Int J Oral Maxillofac Implants 28 (2013), No. 6 20. Dec. 2013
Int J Oral Maxillofac Implants 28 (2013), No. 6 (20.12.2013)
Page 1470-1482, doi:10.11607/jomi.2945, PubMed:24278914
Long-term Outcome of One-Piece Implants. Part II: Prosthetic Outcomes. A Systematic Literature Review with Meta-Analysis
Barrachina-Díez, José M. / Tashkandi, Esam / Stampf, Susanne / Att, Wael
Purpose: To evaluate the long-term clinical performance of prosthetic reconstructions on one-piece implants, with a focus on technical and biological complications.
Materials and Methods: An electronic MEDLINE search complemented by a manual search was conducted to identify randomized and prospective controlled clinical trials on one-piece implants. Additional inclusion criteria were a mean follow-up period of at least 5 years and an inception cohort where more than 80% of the enrolled patients remained in the study at the 5- or 10-year observation point.
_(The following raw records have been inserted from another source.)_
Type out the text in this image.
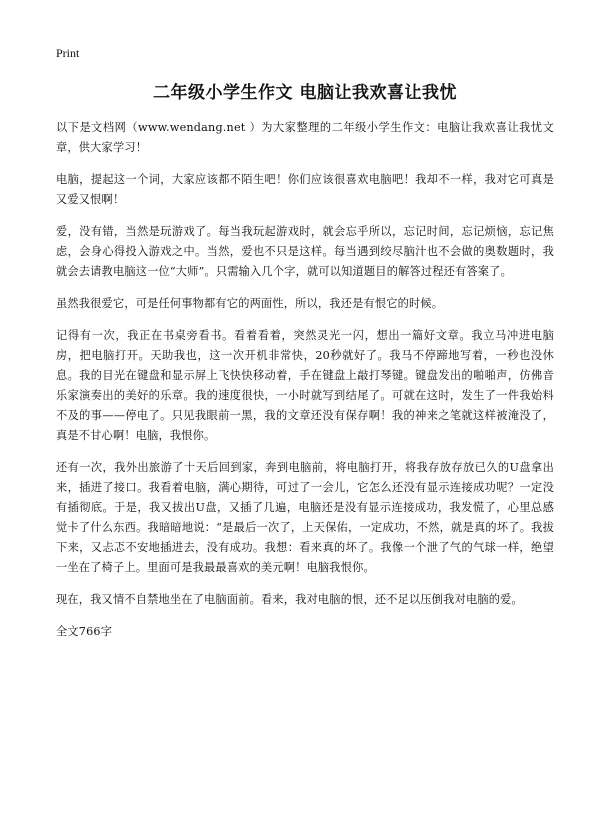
Print
二年级小学生作文 电脑让我欢喜让我忧

以下是文档网（www.wendang.net ）为大家整理的二年级小学生作文：电脑让我欢喜让我忧文章，供大家学习！

电脑，提起这一个词，大家应该都不陌生吧！你们应该很喜欢电脑吧！我却不一样，我对它可真是又爱又恨啊！

爱，没有错，当然是玩游戏了。每当我玩起游戏时，就会忘乎所以，忘记时间，忘记烦恼，忘记焦虑，会身心得投入游戏之中。当然，爱也不只是这样。每当遇到绞尽脑汁也不会做的奥数题时，我就会去请教电脑这一位“大师”。只需输入几个字，就可以知道题目的解答过程还有答案了。

虽然我很爱它，可是任何事物都有它的两面性，所以，我还是有恨它的时候。

记得有一次，我正在书桌旁看书。看着看着，突然灵光一闪，想出一篇好文章。我立马冲进电脑房，把电脑打开。天助我也，这一次开机非常快，20秒就好了。我马不停蹄地写着，一秒也没休息。我的目光在键盘和显示屏上飞快快移动着，手在键盘上敲打琴键。键盘发出的啪啪声，仿佛音乐家演奏出的美好的乐章。我的速度很快，一小时就写到结尾了。可就在这时，发生了一件我始料不及的事——停电了。只见我眼前一黑，我的文章还没有保存啊！我的神来之笔就这样被淹没了，真是不甘心啊！电脑，我恨你。

还有一次，我外出旅游了十天后回到家，奔到电脑前，将电脑打开，将我存放存放已久的U盘拿出来，插进了接口。我看着电脑，满心期待，可过了一会儿，它怎么还没有显示连接成功呢？一定没有插彻底。于是，我又拔出U盘，又插了几遍，电脑还是没有显示连接成功，我发慌了，心里总感觉卡了什么东西。我暗暗地说：“是最后一次了，上天保佑，一定成功，不然，就是真的坏了。我拔下来，又忐忑不安地插进去，没有成功。我想：看来真的坏了。我像一个泄了气的气球一样，绝望一坐在了椅子上。里面可是我最最喜欢的美元啊！电脑我恨你。

现在，我又情不自禁地坐在了电脑面前。看来，我对电脑的恨，还不足以压倒我对电脑的爱。

全文766字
Results: Sixty-six studies from an initial yield of 597 titles were selected, and the data were extracted. Of the full-text articles examined, 46 were excluded and a total of 20 articles were finally selected. All studies were published between 1995 and 2011. Two different study designs were identified: 4 randomized controlled trials and 16 prospective cohort studies. The studies were analyzed and classified according to study type, patient characteristics, prosthetic characteristics, and biologic and technical complications after 5 and 10 years. The meta-analysis of the included studies showed a prosthetic survival rate for one-piece, one-part implants of 82.81% after 5 years and 97.85% and 98.24% in two-part implants after 5 and 10 years, respectively. Although the prosthetic survival rates were high, complications were frequent: complications of the suprastructure (18.44% to 18.75%), screw loosening/fracture (7.64%), soft-tissue complications (4.69% to 8.25%), sensory disturbances (0.36% to 6.25%), implant loss before loading (0% to 0.23%) and during function (1.10% to 3.21%), and implant fracture (0.0004%).
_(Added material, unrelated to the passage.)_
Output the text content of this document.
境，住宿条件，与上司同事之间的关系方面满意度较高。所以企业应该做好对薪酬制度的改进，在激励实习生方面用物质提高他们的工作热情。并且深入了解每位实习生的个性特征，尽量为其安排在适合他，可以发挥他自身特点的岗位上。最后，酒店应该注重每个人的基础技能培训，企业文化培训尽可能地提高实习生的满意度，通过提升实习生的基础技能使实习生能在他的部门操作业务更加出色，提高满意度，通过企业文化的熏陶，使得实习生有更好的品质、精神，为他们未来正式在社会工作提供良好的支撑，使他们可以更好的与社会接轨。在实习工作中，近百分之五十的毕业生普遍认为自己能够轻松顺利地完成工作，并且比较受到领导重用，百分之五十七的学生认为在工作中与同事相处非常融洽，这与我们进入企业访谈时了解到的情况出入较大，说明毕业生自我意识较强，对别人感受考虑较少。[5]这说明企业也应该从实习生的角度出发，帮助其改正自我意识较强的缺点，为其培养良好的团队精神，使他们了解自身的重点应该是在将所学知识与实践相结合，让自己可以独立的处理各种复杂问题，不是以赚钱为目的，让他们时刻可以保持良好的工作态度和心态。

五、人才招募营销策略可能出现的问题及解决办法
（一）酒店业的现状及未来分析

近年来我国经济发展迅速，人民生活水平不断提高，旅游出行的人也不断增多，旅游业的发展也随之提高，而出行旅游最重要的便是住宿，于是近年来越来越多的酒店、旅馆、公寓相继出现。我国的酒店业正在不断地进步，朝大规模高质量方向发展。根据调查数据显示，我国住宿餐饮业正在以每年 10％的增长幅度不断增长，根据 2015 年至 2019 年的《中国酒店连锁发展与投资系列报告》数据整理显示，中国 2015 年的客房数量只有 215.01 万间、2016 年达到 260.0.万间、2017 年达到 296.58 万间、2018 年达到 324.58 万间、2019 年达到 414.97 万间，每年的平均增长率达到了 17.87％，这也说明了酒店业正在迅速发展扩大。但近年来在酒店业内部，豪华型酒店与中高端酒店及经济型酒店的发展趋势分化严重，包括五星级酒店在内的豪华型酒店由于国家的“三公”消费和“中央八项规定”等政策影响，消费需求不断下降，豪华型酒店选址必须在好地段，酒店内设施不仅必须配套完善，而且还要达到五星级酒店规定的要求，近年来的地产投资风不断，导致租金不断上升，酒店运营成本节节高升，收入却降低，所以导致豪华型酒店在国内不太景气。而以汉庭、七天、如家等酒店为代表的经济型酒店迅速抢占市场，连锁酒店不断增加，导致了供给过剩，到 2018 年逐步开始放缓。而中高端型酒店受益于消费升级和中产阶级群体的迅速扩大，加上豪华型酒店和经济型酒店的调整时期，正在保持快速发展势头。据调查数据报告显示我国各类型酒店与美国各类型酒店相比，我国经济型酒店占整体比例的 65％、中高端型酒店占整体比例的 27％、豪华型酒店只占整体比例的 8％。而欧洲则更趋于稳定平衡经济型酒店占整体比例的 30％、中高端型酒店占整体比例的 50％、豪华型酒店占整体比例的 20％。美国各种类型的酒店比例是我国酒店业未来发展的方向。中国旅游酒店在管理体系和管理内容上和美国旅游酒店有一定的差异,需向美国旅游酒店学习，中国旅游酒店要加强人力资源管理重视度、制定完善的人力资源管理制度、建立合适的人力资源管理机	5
Conclusion: Within the limits of this systematic review, it can be concluded that despite high long-term prosthetic survival rates, technical and biologic complications are frequent in one-piece implants, both in one-part and two-part designs. Further randomized clinical trials are needed to provide more information about the outcome of different variables associated with this type of implant design.